Three subspecies are recognized in North America: the taiga merlin, which inhabits the boreal and northern forest regions, the black merlin, which inhabits coastal conifer in the Pacific Northwest, and the prairie merlin, which is found in the northern prairies and aspen parklands of the northcentral U.S. and Canada. The pair terrorizing chickadees in my backyard was certainly of the taiga variety.
Long before I found their nest, I heard their "ki-ki-ki-ki-kee" as they defended their air space from gulls, ravens, and even bald eagles. It took me a while to find the nest because the grayish male was everywhere but at the nest, as it defended its turf. I occasionally saw the reddish-brown female but she was sly about giving away the nest location.
At least a couple of weeks passed before I spotted her banded tail sticking out of a witches' broom about 45 feet up a large white spruce. She was clearly incubating and I continued to watch the nest for another week or so. Although the literature indicates that the male will share in incubation, I never saw him on the nest. The nest failed to produce any young. I suspect that a pair of resident ravens eventually got to the eggs.
Well, what prompted me to write this story is that the merlins are back again. Same spruce, same witches' broom, same nest. This is a phenomenon that biologists have labeled "high site fidelity." Mariana crows, which I studied for years, exhibit high site fidelity, sometimes nesting in the same group of trees for years. It got me to wondering if merlins, like these tropical crows, showed other similar behaviors like, pairing for life.
Merlins are, in fact, generally monogamous but only for a season. They apparently pair each season. Since the male arrives on the breeding grounds first, I am assuming that the male in my back yard is last year's male with a new mate. Hopefully this new marital arrangement will result in the successful rearing of a family this summer.
Merlins lay three to six eggs. They are good parents, investing a lot in their family: a month of incubation, a month of chick rearing and perhaps 6 weeks of teaching their fledged young to hunt. So if they start laying eggs in mid-May, I should probably expect them to continue chasing my juncos and sparrows until September if all goes well.
The literature also suggests that merlins typically nest in abandoned crow or hawk nests, rarely using the same nest in consecutive years. So the event in my backyard is unusual on two counts: they are using the same nest and the nest is a witches' broom.
Witches' brooms are caused by the spruce broom rust, Chrysomyxa arctostaphyli. Rusts are obligate fungal parasites that have a complex life cycle, generally requiring two hosts. The yellow-orange color of the witches' broom (the "rust") is produced by spores in new branches that die later that winter. However, because the disease goes systemic in the spruce tree, new needles in an established broom produce the yellow-orange spores each year. The alternate host for spruce broom rust is kinnikinnick (bearberry). Some of the larger witches' brooms can provide quite well-disguised nesting sites for a variety of critters.
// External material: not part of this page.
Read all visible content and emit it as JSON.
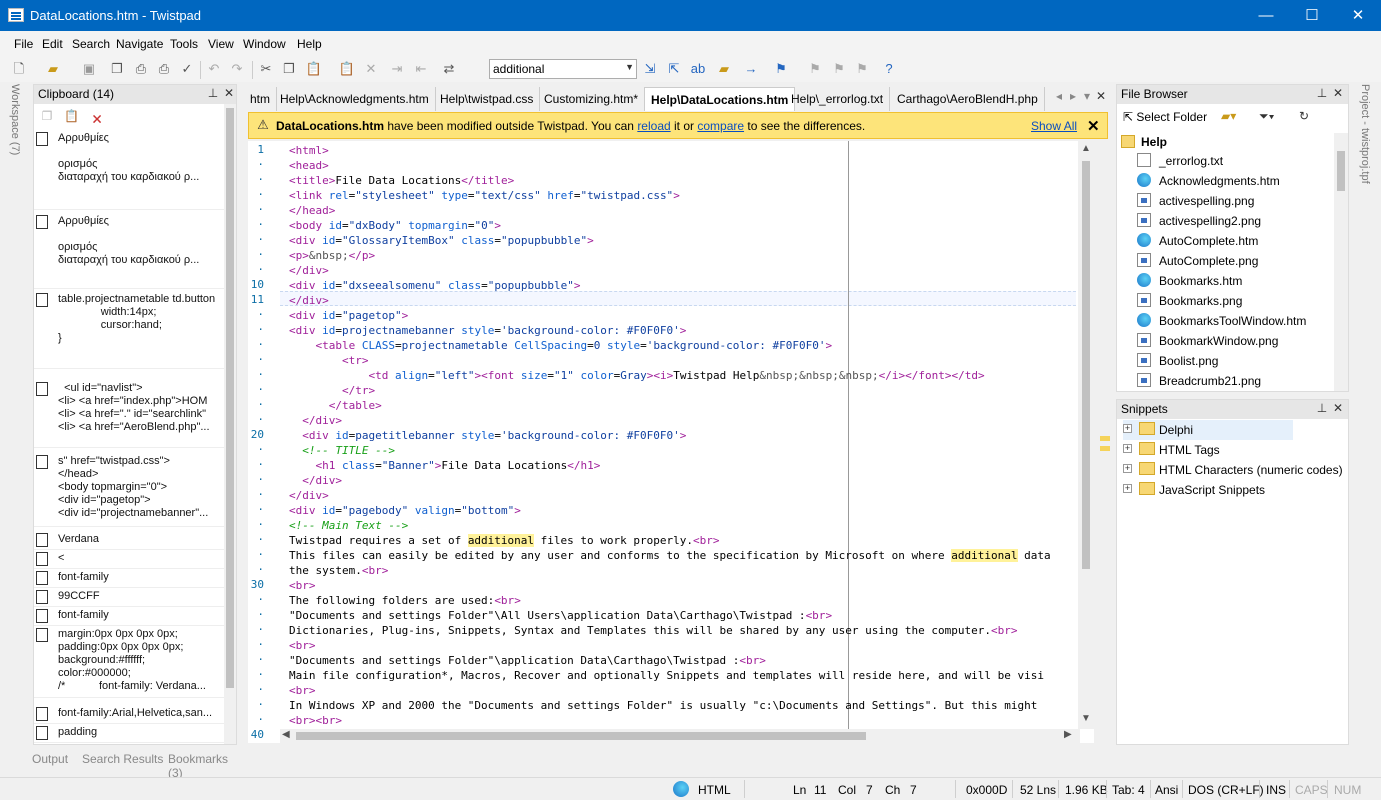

Although widespread across North America, we really don't have a handle on the health of merlin populations. Merlin populations are difficult to monitor because they are difficult to identify (especially to subspecies), they breed at low densities and they are difficult to detect later in the summer when most bird surveys are conducted.
I consider myself lucky to have merlins breeding so close, especially when I know my neighbor will be building a house on his lot in the next year or two. Knowing that the male merlin will inevitably have to take up residence elsewhere despite his site fidelity, makes this year's breeding effort that much more special.
John Morton is the supervisory fish and wildlife biologist at the Kenai National Wildlife Refuge.